At the same time, Duquesne Family Office cleared its holdings in the Global X MSCI Argentina ETF, signaling a clear shift in its investment focus within Latin America.
Dual Benefits from Exchange Rate & Commodities
This round of gains in the Brazilian stock market was led by the most liquid large cap stocks, which are typically the favorites of foreign investors. The 17% rise in January was underpinned by notable improvements in the macro environment.
The weakening dollar eased exchange rate pressures on emerging markets, while strong commodity prices directly boosted the valuations of Brazil’s core resource assets.
In addition, expectations for a shift in monetary policy have also supported market sentiment. The market generally expects Brazil, as Latin America’s largest economy, to begin cutting interest rates next month. This expectation further enhances the appeal of equity assets, driving an overall recovery in market valuation.
Foreign Capital Inflow and Institutional Expectations
Global funds are voting with real money. Bloomberg data shows that so far this year, foreign capital inflows into the Brazilian stock market have exceeded 34 billion BRL.
Itau BBA strategist Daniel Gewehr and others noted in a report that after completing a roadshow across seven North American cities, global investors’ interest in Brazil has significantly increased. The report says that global investors seem to be reducing underweight positions in Latin America, and multi-asset funds are seeking to increase their exposure to Brazilian equities through instruments like EWZ.

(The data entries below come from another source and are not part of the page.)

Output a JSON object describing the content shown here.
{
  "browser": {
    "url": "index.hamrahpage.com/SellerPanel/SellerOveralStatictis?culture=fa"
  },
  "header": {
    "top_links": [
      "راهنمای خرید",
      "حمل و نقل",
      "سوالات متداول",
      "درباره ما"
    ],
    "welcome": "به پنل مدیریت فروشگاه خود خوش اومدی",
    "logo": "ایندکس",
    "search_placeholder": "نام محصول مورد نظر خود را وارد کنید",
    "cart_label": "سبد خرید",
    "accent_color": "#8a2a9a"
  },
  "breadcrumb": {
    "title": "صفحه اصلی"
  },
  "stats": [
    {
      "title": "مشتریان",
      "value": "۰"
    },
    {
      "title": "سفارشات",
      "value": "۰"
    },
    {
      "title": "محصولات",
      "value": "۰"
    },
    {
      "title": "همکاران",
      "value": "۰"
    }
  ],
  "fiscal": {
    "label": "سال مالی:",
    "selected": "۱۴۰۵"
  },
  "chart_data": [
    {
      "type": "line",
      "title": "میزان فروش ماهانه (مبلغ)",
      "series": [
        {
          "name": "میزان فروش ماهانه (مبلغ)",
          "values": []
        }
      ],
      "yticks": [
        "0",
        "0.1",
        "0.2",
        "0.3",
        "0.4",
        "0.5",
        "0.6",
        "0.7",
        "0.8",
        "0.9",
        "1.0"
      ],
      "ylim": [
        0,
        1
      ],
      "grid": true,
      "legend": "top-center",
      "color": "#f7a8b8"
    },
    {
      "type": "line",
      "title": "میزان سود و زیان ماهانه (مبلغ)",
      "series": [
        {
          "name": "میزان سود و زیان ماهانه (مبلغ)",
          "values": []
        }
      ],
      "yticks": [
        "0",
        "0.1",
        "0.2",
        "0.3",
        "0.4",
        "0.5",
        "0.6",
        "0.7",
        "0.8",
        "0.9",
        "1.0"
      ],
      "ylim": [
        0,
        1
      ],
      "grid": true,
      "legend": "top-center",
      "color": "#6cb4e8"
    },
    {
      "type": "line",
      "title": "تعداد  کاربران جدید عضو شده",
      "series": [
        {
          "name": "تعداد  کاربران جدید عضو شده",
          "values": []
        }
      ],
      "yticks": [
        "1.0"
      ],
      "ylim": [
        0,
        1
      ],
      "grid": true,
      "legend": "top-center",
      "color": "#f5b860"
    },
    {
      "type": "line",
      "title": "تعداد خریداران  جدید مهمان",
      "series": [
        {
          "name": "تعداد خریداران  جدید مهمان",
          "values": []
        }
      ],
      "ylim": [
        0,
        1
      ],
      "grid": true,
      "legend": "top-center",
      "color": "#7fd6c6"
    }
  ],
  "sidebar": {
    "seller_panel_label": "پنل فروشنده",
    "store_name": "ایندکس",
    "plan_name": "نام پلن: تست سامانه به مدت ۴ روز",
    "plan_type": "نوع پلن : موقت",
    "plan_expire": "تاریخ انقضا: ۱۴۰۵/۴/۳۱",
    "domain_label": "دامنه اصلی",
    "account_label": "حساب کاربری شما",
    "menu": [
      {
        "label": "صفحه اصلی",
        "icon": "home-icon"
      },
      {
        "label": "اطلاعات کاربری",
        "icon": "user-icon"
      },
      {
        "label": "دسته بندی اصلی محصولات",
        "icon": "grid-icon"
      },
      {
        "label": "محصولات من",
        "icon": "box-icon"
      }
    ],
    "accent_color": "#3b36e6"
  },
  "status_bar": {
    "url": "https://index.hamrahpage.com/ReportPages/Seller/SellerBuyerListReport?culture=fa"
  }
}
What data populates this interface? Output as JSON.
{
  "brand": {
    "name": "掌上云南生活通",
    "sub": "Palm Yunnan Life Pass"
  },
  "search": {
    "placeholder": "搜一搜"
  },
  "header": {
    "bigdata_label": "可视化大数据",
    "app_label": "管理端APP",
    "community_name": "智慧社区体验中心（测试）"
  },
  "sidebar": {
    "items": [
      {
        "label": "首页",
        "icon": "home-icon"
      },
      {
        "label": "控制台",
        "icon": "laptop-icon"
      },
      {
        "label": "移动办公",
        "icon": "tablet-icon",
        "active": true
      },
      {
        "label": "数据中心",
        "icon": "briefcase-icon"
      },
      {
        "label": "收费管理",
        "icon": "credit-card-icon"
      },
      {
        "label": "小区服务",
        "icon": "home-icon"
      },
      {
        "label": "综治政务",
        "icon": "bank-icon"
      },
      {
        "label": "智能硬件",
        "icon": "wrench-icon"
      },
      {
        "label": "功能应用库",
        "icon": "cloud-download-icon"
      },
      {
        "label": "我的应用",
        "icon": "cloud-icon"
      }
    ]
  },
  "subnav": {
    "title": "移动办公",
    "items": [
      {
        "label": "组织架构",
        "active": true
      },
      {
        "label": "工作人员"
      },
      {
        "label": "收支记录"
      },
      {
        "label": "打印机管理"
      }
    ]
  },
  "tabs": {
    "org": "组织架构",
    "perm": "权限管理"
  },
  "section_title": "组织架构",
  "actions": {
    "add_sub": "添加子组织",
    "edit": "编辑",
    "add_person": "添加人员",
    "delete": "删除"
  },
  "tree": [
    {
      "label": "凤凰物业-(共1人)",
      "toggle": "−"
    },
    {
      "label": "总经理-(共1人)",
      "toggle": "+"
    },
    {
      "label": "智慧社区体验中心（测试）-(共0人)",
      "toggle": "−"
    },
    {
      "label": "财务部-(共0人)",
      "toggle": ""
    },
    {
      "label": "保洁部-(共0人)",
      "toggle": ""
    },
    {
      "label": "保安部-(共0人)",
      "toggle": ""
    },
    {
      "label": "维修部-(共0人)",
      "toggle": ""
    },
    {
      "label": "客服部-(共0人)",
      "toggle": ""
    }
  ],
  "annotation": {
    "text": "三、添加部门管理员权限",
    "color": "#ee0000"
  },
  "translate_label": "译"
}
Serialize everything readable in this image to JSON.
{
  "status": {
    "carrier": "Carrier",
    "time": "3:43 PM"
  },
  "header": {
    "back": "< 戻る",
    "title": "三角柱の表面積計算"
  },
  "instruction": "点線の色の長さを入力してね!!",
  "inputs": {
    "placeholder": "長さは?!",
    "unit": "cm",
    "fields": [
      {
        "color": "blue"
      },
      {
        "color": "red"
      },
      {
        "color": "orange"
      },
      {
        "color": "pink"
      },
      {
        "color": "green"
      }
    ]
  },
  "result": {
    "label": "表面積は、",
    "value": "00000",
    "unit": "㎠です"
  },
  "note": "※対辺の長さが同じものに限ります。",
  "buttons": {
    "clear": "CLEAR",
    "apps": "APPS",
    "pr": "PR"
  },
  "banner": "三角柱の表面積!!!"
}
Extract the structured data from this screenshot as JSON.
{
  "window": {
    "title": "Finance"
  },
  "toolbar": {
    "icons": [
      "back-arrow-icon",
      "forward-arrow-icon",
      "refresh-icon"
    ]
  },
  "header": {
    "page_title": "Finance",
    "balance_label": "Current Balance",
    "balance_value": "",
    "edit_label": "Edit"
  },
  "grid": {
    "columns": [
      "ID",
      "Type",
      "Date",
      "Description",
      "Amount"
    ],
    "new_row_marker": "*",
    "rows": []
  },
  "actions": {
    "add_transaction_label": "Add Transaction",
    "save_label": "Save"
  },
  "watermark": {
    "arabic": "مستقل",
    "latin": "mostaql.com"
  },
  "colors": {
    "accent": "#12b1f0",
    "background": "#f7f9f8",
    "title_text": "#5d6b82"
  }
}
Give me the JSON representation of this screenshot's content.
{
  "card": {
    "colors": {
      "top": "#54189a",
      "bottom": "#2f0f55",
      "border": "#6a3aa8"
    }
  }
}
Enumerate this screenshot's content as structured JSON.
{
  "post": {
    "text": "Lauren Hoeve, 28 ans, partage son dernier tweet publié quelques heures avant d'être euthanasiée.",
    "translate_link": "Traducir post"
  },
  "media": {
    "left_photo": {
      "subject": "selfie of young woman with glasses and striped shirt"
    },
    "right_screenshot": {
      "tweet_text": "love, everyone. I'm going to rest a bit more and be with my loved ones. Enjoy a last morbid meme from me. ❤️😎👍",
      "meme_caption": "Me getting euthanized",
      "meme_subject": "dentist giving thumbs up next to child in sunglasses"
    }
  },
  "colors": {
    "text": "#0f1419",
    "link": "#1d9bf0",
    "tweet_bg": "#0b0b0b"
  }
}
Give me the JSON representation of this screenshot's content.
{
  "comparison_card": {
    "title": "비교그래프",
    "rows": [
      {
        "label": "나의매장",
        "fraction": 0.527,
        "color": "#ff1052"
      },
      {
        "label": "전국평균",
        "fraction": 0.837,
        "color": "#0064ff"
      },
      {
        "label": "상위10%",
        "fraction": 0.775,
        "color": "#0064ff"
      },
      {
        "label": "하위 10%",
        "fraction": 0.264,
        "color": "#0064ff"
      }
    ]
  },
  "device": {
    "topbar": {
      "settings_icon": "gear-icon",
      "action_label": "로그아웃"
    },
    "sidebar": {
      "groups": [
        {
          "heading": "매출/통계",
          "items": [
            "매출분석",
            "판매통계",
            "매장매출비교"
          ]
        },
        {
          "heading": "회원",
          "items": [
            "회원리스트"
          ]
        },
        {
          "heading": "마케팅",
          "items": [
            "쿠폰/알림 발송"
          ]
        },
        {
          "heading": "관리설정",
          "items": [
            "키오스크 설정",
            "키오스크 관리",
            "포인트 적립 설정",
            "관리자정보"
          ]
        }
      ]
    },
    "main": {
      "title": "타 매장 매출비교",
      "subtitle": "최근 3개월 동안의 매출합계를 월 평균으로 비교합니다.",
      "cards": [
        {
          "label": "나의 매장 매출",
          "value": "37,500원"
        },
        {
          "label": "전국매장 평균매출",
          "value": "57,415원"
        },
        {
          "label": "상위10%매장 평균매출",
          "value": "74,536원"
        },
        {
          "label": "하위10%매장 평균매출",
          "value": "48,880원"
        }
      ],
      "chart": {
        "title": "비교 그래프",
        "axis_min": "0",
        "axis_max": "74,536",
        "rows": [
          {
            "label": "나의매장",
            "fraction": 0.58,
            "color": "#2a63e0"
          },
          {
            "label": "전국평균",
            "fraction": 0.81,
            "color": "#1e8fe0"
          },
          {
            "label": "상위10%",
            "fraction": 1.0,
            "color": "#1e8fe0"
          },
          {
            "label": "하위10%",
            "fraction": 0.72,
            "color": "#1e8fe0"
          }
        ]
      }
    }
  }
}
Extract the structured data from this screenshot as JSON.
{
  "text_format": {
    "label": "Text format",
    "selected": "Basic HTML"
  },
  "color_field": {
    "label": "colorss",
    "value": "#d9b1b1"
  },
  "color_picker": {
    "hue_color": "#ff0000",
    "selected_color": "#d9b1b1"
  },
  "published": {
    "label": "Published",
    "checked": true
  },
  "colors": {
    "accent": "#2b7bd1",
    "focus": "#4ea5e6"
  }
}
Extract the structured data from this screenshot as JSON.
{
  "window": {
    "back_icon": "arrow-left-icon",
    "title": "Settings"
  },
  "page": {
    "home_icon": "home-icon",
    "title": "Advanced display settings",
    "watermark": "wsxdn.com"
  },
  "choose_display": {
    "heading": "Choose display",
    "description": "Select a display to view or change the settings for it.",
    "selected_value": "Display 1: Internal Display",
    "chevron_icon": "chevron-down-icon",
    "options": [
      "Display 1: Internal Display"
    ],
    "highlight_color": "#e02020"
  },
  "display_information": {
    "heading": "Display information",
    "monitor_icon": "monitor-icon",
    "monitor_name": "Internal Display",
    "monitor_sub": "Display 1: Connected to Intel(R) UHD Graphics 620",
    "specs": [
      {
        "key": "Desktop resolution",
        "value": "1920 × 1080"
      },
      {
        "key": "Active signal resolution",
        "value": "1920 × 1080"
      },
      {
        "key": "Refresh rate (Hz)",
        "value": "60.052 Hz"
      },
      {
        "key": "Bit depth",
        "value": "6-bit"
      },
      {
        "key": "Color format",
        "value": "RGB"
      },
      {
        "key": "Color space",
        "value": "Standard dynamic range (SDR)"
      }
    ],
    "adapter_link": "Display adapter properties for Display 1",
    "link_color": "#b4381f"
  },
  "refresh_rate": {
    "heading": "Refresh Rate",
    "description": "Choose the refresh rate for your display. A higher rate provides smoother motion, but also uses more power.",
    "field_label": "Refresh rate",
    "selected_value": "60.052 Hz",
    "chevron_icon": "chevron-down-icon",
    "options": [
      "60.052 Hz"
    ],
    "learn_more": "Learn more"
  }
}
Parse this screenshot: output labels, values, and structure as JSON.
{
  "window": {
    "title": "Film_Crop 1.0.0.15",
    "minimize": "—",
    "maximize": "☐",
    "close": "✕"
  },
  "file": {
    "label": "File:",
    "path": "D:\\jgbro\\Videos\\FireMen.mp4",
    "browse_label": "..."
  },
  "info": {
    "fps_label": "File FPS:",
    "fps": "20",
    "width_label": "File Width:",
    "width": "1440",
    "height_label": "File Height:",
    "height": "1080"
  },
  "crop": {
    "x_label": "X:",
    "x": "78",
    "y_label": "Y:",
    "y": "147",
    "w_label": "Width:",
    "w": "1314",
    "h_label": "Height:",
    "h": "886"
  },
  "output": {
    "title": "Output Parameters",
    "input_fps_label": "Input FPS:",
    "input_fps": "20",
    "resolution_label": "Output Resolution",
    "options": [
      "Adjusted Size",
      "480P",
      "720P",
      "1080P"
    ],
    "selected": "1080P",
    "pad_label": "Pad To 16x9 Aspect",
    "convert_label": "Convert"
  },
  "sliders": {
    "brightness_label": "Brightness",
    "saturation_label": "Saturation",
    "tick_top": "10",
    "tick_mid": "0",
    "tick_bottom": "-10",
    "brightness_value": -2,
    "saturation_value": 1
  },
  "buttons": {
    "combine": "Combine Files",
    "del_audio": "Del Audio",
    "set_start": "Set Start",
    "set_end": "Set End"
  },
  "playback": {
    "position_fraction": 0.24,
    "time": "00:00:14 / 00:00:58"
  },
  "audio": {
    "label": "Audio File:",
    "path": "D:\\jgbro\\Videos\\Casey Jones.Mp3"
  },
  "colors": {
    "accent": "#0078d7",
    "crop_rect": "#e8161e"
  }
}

Institutions remain optimistic about the future. According to a Bank of America survey of Latin American fund managers, about 64% of respondents expect Brazil’s benchmark Ibovespa index to climb above 190,000 points by the end of 2026. This target implies about a 2% upside from last Friday’s closing price.
As emerging market assets have performed strongly at the beginning of this year, the trend of capital inflows may continue, based on improved fundamentals and global diversification needs.